EL
APOCALIPSIS
Capítulo 15
1 Y VI otra señal en el cielo, grande y admirable, que era siete ángeles
que tenían las siete plagas postreras; porque en ellas es consumada la
ira de Dios.
2 Y vi así como un mar de vidrio mezclado con fuego; y los que habían
alcanzado la victoria de la bestia, y de su imagen, y de su señal, y del
número de su nombre, estar sobre el mar de vidrio, teniendo las arpas de
Dios.
3 Y cantan el cántico de Moisés siervo de Dios, y el cántico del
Cordero, diciendo: Grandes y maravillosas son tus obras, Señor Dios
Todopoderoso; justos y verdaderos son tus caminos, Rey de los santos.
4 ¿Quién no te temerá, oh Señor, y engrandecerá tu nombre? porque tú
sólo eres santo; por lo cual todas las naciones vendrán, y adorarán
delante de ti, porque tus juicios son manifestados.
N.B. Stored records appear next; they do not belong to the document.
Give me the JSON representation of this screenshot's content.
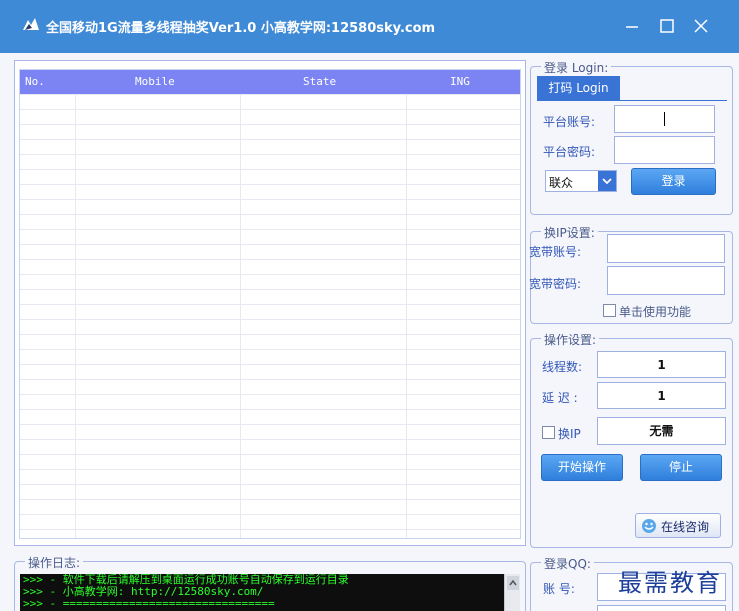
{
  "window": {
    "title": "全国移动1G流量多线程抽奖Ver1.0 小高教学网:12580sky.com",
    "controls": [
      "minimize",
      "maximize",
      "close"
    ]
  },
  "list": {
    "columns": [
      "No.",
      "Mobile",
      "State",
      "ING"
    ],
    "rows": []
  },
  "login": {
    "group_title": "登录 Login:",
    "tab_label": "打码 Login",
    "account_label": "平台账号:",
    "account_value": "",
    "password_label": "平台密码:",
    "password_value": "",
    "carrier_selected": "联众",
    "login_button": "登录"
  },
  "ip_settings": {
    "group_title": "换IP设置:",
    "account_label": "宽带账号:",
    "password_label": "宽带密码:",
    "single_click_label": "单击使用功能",
    "single_click_checked": false
  },
  "operation": {
    "group_title": "操作设置:",
    "threads_label": "线程数:",
    "threads_value": "1",
    "delay_label": "延 迟 :",
    "delay_value": "1",
    "change_ip_label": "换IP",
    "change_ip_checked": false,
    "change_ip_value": "无需",
    "start_button": "开始操作",
    "stop_button": "停止",
    "consult_button": "在线咨询"
  },
  "log": {
    "group_title": "操作日志:",
    "lines": [
      ">>> - 软件下载后请解压到桌面运行成功账号自动保存到运行目录",
      ">>> - 小高教学网: http://12580sky.com/",
      ">>> - ================================"
    ]
  },
  "qq_login": {
    "group_title": "登录QQ:",
    "account_label": "账 号:"
  },
  "watermark": "最需教育",
  "colors": {
    "titlebar": "#3f8ad6",
    "list_header": "#7b84f2",
    "button": "#2f7fdc",
    "log_bg": "#0e0e0e",
    "log_text": "#2bff2b"
  }
}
5 Y después de estas cosas miré, y he aquí el templo del tabernáculo del
testimonio fué abierto en el cielo;
6 Y salieron del templo siete ángeles, que tenían siete plagas, vestidos
de un lino limpio y blanco, y ceñidos alrededor de los pechos con bandas
de oro.
7 Y uno de los cuatro animales dió á los siete ángeles siete copas de
oro, llenas de la ira de Dios, que vive para siempre jamás.
8 Y fué el templo lleno de humo por la majestad de Dios, y por su
potencia; y ninguno podía entrar en el templo, hasta que fuesen
consumadas las siete plagas de los siete ángeles.